By using the words ‘the laws of a Member State’, Article 57(a) of Directive 78/660 unequivocally indicates that, for the purpose of the application of the exemption provided for in Article 57, the parent undertaking may be governed by the law of any Member State of the European Union and does not have to be governed by the law of the Member State of the subsidiary undertaking seeking to rely on that exemption.

26

That interpretation of those words is borne out by the fact that, unlike that reference to the parent undertaking, the introductory part of Article 57 of Directive 78/660 states that Member States may exempt subsidiary undertakings ‘governed by their national law’.

27

Moreover, where a Member State opts for that exemption, it cannot introduce, in the conditions for the application of the exemption, a difference of treatment between parent undertakings established in that State and parent undertakings established in another Member State.

28

As a consequence, the national provisions at issue in the main proceedings, which confine eligibility for the exemption from the requirement to publish annual accounts to subsidiaries whose parent companies are established in the same Member State as the subsidiaries, is at odds with the wording of Article 57(a) of Directive 78/660.

29

In view of the foregoing, there is no need to consider whether the combined national provisions at issue in the main action are contrary to the principle of freedom of establishment under Article 49 TFEU (see, to that effect, Case C-456/98 Centrosteel [2000] ECR I-6007, paragraph 18).

30

Accordingly, the answer to the question referred is that Article 57 of Directive 78/660 must be interpreted as precluding the national legislation of a Member State which exempts a subsidiary undertaking governed by the law of that State from the provisions of the directive concerning the content, auditing and publication of annual accounts only if the parent company is also governed by the law of that State.

Costs

31

Since these proceedings are, for the parties to the main proceedings, a step in the action pending before the national court, the decision on costs is a matter for that court.

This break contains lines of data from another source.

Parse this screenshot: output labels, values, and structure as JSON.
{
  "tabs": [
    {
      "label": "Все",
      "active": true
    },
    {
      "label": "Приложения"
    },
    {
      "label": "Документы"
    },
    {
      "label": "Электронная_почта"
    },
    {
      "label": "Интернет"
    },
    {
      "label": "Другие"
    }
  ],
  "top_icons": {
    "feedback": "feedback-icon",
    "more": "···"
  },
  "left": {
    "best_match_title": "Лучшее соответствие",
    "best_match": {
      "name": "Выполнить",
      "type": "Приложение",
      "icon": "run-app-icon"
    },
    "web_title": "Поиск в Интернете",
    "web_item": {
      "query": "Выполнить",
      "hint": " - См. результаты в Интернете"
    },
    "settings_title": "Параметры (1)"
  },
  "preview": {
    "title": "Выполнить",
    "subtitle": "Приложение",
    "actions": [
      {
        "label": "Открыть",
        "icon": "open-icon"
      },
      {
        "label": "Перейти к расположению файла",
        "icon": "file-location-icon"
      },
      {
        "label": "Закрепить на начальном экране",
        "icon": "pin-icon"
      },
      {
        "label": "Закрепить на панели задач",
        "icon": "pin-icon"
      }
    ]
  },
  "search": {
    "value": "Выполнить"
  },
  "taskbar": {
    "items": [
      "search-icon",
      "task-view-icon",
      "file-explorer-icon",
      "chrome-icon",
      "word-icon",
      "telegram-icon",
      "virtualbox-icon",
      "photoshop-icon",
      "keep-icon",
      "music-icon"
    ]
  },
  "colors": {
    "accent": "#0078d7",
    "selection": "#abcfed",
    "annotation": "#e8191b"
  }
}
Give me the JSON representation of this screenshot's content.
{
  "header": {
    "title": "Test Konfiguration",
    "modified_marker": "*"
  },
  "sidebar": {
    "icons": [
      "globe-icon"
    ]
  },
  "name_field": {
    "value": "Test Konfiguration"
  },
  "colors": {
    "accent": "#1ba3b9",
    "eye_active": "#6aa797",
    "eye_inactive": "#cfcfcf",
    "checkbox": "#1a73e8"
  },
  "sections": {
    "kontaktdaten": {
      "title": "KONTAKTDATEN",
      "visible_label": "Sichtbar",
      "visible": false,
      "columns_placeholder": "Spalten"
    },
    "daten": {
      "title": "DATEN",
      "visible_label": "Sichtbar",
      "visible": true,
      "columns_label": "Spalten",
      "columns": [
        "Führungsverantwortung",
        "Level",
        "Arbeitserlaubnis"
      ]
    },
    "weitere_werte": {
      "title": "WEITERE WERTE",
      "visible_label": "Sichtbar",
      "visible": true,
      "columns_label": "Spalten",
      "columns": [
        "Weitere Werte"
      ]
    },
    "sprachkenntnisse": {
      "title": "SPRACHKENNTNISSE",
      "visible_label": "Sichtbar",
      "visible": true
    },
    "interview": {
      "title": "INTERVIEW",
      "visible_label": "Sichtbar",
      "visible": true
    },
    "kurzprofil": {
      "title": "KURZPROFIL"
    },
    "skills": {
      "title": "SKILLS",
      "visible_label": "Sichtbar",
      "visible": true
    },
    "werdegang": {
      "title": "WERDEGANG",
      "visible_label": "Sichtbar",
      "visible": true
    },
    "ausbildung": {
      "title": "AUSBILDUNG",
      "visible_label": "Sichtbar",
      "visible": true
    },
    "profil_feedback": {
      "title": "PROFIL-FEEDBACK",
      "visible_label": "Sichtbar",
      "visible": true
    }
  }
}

Costs incurred in submitting observations to the Court, other than the costs of those parties, are not recoverable.

 

On those grounds, the Court (Tenth Chamber) hereby rules:

 

Article 57 of Fourth Council Directive 78/660/EEC of 25 July 1978 based on Article 54(3)(g) of the Treaty on the annual accounts of certain types of companies, as amended by Directive 2006/46/EC of the European Parliament and of the Council of 14 June 2006, must be interpreted as precluding the national legislation of a Member State which exempts a subsidiary undertaking governed by the law of that State from the provisions of that directive concerning the content, auditing and publication of annual accounts only if the parent company is also governed by the law of that State.

 

[Signatures]


( *1 ) Language of the case: German.